One of the more boring subjects was Air Force Law. One of my only memories of my Air Force Law lectures was “if in doubt, charge the offender under Section 40 - ‘Conduct Prejudicial to Good Discipline’. If you want to, you can make anything prejudicial to good discipline.” Much was made of never overstepping the limitations imposed on a junior commander in his awarding of punishment. If an incorrect award of a punishment was made, the charged Airman would get off, and we couldn’t have that, could we? For someone who was in the RAAF only to learn to fly, all the thick Queen’s Regulations seemed totally superfluous, and talk of awarding punishments to errant Airmen seemed far away.
However the lecturer did have a story which illustrated clearly the need to know your Air Force Law intimately…
In England, after World War 2, when all everyone still in uniform wanted to do was to get out of said uniform, the demobilisation process was a massive exercise. Some years after the cessation of hostilities, the RAF Legal Branch came upon an incorrect award of a punishment at a remote and somewhat obscure RAF Station. The charged Airman had the right to contest the too-severe award and cause much embarrassment for the RAF. This had to be avoided at all costs, so a Squadron Leader Legal Officer was dispatched to the Station to sort the mess out with minimum fuss and no paperwork.
Expecting to find the normal guard on the gate, the flag flying and neatly trimmed lawns as at any operating RAF Station, he was mystified to come upon a weed-choked, abandoned aerodrome. His paperwork led him to believe that this was a thriving, 500-man RAF Station. Investigating the abandoned Station, a wisp of smoke from one building led him to come upon one very busy Corporal in a paper-choked orderly room.
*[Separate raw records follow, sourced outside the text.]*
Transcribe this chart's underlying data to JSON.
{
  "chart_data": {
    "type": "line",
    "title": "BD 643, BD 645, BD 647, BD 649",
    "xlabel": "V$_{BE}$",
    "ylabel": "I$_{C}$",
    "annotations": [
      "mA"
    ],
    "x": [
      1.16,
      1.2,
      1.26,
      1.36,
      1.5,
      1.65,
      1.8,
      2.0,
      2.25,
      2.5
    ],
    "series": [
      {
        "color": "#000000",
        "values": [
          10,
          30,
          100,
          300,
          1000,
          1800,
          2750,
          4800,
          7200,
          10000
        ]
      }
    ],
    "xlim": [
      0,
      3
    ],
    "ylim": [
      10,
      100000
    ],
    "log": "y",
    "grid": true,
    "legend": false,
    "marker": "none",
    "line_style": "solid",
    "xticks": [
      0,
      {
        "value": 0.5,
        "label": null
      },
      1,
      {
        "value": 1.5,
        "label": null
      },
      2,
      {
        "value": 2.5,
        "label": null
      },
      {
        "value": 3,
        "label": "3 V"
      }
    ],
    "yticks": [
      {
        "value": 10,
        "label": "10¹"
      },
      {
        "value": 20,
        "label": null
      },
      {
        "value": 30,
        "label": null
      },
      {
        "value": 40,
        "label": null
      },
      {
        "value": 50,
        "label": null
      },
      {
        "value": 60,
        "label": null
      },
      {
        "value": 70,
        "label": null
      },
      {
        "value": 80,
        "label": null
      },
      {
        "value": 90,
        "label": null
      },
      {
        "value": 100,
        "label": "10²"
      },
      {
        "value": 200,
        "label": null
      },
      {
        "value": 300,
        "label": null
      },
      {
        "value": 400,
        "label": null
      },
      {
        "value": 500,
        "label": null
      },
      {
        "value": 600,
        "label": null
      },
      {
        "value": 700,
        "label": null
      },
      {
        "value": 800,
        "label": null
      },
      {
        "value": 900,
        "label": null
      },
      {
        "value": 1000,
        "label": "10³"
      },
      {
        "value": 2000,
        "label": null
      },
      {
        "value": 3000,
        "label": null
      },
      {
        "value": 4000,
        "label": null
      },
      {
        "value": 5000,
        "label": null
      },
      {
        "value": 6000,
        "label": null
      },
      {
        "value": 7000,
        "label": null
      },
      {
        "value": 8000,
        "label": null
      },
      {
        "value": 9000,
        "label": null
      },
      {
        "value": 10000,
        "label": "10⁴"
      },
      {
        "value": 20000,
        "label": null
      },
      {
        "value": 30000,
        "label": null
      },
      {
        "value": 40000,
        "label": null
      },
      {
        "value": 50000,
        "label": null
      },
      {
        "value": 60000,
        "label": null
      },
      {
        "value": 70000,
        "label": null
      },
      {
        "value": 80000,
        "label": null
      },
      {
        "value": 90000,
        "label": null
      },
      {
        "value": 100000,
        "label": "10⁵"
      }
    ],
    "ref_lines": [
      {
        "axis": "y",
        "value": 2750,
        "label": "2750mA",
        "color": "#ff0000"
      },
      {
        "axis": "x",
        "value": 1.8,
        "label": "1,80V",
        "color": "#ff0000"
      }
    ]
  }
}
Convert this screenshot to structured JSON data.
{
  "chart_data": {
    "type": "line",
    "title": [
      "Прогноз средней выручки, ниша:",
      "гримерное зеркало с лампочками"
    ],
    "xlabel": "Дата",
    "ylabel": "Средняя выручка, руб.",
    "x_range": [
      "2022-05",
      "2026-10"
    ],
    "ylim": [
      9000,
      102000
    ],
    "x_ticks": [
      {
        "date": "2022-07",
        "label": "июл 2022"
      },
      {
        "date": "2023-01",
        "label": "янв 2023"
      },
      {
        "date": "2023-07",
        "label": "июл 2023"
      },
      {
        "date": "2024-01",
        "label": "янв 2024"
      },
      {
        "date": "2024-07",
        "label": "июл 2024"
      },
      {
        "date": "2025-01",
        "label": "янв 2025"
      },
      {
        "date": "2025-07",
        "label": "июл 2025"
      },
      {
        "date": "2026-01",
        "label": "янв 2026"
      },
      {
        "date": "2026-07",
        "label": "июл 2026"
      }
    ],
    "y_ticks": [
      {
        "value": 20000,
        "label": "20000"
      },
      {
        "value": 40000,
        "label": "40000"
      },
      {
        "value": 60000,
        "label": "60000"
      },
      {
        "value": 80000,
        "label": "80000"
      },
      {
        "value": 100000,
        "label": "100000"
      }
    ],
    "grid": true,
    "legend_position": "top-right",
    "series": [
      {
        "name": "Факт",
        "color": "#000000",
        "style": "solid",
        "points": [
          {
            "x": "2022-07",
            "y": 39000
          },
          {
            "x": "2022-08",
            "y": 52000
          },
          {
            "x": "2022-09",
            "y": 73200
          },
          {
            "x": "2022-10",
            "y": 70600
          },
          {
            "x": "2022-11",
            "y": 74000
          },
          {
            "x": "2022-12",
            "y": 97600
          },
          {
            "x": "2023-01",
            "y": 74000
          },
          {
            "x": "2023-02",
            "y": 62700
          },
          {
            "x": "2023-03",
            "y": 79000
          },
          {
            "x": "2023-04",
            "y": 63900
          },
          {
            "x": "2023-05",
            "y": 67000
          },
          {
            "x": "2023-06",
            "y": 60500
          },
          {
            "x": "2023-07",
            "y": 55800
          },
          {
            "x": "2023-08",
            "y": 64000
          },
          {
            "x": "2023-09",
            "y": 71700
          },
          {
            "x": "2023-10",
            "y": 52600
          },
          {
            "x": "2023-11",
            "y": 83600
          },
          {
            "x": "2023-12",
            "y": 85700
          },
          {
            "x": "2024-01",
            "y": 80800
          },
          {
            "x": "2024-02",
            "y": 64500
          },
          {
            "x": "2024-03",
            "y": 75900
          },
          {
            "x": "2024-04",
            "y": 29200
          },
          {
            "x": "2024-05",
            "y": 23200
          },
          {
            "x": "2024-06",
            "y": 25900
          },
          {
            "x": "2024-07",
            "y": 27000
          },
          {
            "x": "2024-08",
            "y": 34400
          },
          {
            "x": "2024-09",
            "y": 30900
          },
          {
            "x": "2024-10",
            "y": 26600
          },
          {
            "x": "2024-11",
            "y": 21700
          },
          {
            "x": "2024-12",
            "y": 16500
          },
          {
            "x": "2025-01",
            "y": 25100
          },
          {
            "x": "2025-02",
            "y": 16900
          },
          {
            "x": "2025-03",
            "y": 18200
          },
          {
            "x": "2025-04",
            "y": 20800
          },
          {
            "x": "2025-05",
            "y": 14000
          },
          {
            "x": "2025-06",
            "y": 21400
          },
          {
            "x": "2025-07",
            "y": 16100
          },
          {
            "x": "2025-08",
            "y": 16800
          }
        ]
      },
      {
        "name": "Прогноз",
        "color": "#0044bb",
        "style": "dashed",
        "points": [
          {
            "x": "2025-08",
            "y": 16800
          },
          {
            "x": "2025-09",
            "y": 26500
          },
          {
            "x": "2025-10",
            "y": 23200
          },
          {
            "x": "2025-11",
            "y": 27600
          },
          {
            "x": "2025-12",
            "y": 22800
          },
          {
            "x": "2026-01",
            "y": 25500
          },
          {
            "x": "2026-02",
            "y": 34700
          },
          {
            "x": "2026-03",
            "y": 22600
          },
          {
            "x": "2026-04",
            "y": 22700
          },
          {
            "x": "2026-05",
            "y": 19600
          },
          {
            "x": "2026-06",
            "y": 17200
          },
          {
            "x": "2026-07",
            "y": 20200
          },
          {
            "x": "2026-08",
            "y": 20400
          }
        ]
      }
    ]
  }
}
To cut a long story short, the Corporal was running the busy ‘500-man Station’ all by himself. He was collecting the pay of all 500 men, selling off all the many incoming RAF consumables to local traders and churning out the reams of paperwork any military establishment disgorges daily. He had successfully kept the required reams of paperwork flowing to the Air Ministry until he made the single error in awarding one of his phantom Airmen a too-severe punishment. Had he not made this one mistake, he might have succeeded in slowly running his Station down through a series of ‘discharges’ until he discharged himself and disappeared into obscurity with 500 odd years-long pay packets and the potential in later life to collect 500 odd pensions!
After hearing this story, and probably for all the wrong reasons, we attacked our Air Force Law studies with renewed enthusiasm!